Она записала на пластинку все, что спела в «Пиковой даме»: Полину, Миловзора, Графиню. Одно время мечтала о Лизе. «Мне так хотелось ее спеть! Она вырвалась из-под опеки Графини — скандальная история по тем временам! Но я бы сделала Лизу не сильной, страстной, как ее часто изображают в театре, а слабой, женственной, любящей. Ведь она жертва любви Германа, а сам Герман — жертва жизни…»
Из всех героинь Образцова оставила себе Графиню.
Есть какая-то непостижимая тайна в том, что Графиню она спела в самом начале своей карьеры — двадцатипятилетней. А к Кармен шла еще почти десять лет.
Веселая, красивая, начиненная взрывчаткой жизни, Елена меняется местами с «осьмидесятилетней каргой», отжившей, отлюбившей la Venus moscovite [3] Московская Венера (фр.).
.
Впрочем, ее Графиня выносит на сцену не старость — величие. Она худа, держится очень прямо; породисто-горбоноса. Голова ее слегка подергивается. И подергивание передается палке, на которую она опирается. Но за пресыщенно-стеклянными зрачками не склепный холод мертвой души. В них золотой сон минувшего века. В них сад минувшего века. В них бал минувшего века.

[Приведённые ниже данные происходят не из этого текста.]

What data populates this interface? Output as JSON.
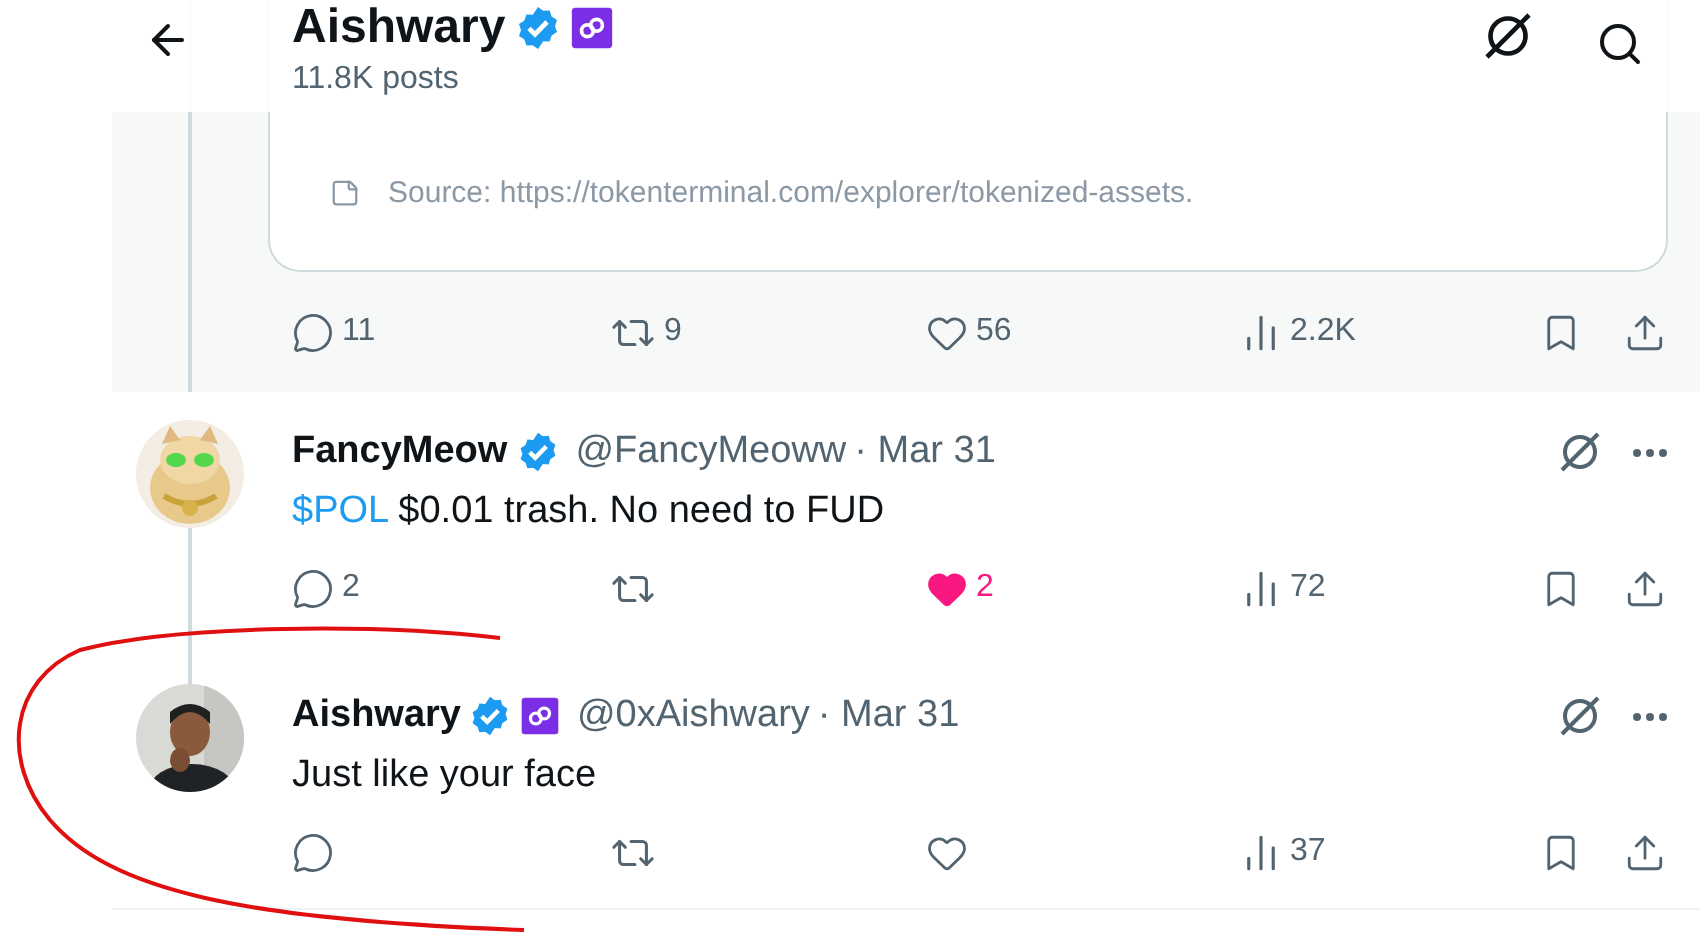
{
  "header": {
    "name": "Aishwary",
    "verified": true,
    "affiliate": true,
    "posts": "11.8K posts"
  },
  "quoted_card": {
    "source": "Source: https://tokenterminal.com/explorer/tokenized-assets."
  },
  "main_actions": {
    "reply": "11",
    "repost": "9",
    "like": "56",
    "liked": false,
    "views": "2.2K"
  },
  "replies": [
    {
      "name": "FancyMeow",
      "verified": true,
      "affiliate": false,
      "handle": "@FancyMeoww",
      "date": "· Mar 31",
      "cashtag": "$POL",
      "text": "$0.01 trash. No need to FUD",
      "reply": "2",
      "like": "2",
      "liked": true,
      "views": "72"
    },
    {
      "name": "Aishwary",
      "verified": true,
      "affiliate": true,
      "handle": "@0xAishwary",
      "date": "· Mar 31",
      "text": "Just like your face",
      "liked": false,
      "views": "37"
    }
  ]
}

В роковом антиромане между ней и Германом есть роднящая их ненужность нынешнему веку, обратность ему — судьбой и сутью.
Образцова поет Графиню темной и золотой краской. И рембрандтовским богатством оттенков и тембров.

«Пиковая дама». Большой театр
Этот шедевр — сцена и романс Графини — есть на пластинке. Те, кому не выпало счастье видеть ее Графиню в театре, увидят ее по этой пластинке — в театре голоса Образцовой.
Одна в своей спальне, возвратясь ночью с бала, Графиня остается сидеть в кресле. Патрициански лиловый халат. Блескучее, как мороз, жабо. Золотое кресло.
«Что за манеры! Что за тон! И не глядела бы! Ни танцевать, ни петь не знают!» — Тени угасшего бала еще раздражают ее дух.
«А бывало, кто танцевал, кто пел?» — выспрашивает она сокровенно из тьмы прошлого. Мечтанный бал открывается ей живым видением. Зазеркальные лики, которым Графиня ровесница и ровня. Она выпевает те имена, возглашает их суетному веку голосом, полным огня и мрачного великолепия.
А дальше уже все из той эпохи — тех балов, манер, любовей. Эпохи маркизы Помпадур. И французский романс из той эпохи. (Чайковский взял его из оперы Гретри «Ричард Львиное Сердце».)